Jewell fails to tell you that NCAE membership is down 40 percent over the past five years, the third largest decline among existing affiliates, or that in 2015-16 NCAE posted a $754,000 operating deficit, the seventh largest deficit of NEA state affiliates. NCAE has been losing members and money for years. Jewell and others are betting the declines have cratered their influence and that’s why NCAE is desperately using May 16 to rebuild their union ranks and mobilize for 2020.
4. NCAE is asking the legislature to raise teacher pay and boost funding for education. What are the recent trends in North Carolina with regards to educational funding and teacher pay?
State appropriations for K-12 public schools have increased every year since 2011, the year when Republicans gained majorities in both houses of the legislature, growing from $7.15 billion (2011) to $8.93 billion in 2017-18. Last year total spending – state, federal and local – on the public schools was $13.1 billion, that’s up from $11.8 billion in 2010-11. There have been, however, declines in overall appropriation levels in recent years. The largest two-year decline (12.6 percent) in public school spending occurred in 2009-2011, years when Democrats controlled both Houses of the state legislature as well as the Governor’s office. Curiously, NCAE didn’t organize any rallies for respect as education spending dropped by one-eighth in just two years.
This week legislative leadership announced that teachers should expect to see an average 6.2 percent pay raise in 2018-19. It will be the fifth consecutive pay raise for teachers in North Carolina. The changes will increase average teacher from $51,214 to $53,600.
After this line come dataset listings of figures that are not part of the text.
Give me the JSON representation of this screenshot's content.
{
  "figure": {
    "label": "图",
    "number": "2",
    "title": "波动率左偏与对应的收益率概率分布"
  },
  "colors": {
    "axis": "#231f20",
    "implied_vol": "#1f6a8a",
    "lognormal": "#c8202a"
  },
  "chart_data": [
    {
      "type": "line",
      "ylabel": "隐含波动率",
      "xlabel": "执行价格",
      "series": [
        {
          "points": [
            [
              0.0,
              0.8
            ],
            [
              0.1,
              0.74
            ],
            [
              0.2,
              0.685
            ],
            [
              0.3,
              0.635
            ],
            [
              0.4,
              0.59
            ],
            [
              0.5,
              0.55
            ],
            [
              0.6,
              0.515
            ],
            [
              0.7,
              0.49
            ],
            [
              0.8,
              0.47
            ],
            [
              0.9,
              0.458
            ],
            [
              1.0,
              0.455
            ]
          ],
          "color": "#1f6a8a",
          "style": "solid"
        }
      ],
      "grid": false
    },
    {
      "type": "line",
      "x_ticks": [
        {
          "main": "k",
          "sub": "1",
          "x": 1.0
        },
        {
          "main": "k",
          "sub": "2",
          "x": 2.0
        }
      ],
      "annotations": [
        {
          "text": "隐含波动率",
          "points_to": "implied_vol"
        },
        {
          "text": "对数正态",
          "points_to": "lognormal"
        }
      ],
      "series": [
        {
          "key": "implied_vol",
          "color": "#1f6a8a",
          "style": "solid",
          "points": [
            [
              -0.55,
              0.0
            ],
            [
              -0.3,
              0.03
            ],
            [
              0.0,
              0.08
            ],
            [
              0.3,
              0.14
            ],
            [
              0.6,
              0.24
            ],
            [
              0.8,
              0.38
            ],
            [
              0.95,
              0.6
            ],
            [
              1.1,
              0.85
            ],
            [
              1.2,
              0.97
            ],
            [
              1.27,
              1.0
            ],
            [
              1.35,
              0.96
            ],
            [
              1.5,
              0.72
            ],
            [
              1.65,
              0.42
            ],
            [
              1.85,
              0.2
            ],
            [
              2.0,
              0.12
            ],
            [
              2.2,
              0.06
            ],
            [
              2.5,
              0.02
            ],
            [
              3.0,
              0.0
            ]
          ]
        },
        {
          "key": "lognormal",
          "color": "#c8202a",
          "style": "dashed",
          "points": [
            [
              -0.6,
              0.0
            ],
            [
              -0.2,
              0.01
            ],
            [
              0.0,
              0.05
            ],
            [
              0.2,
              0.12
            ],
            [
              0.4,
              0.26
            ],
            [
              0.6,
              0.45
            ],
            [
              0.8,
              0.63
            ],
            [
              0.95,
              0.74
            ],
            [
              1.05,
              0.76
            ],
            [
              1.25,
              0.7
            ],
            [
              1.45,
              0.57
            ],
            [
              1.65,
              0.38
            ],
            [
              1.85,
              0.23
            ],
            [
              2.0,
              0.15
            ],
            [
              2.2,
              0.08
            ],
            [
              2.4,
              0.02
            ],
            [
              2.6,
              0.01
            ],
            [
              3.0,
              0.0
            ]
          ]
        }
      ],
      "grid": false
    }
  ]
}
When implemented, the changes make the average teacher pay raise since 2013 $8,600. The average cumulative percentage pay increase for teachers since 2013 is 19 percent.
Finally, another relevant point to consider when discussing North Carolina teacher pay. Average teacher pay does not include benefits (e.g. health and life insurance, retirement) or pay differentials for academic degrees (e.g. master’s degree) or certifications (e.g. National Board of Professional Teaching Standards), which can boost a teacher’s salary 10-12 percent. Beginning teachers with a bachelor’s degree in Wake County receive benefits valued at $16,000. Experienced teachers with a bachelor’s degree (30 years of experience) receive a benefit package more than $21,500. Experienced Wake County teachers with both a Master’s degree and NBPTS certification can earn $102,500.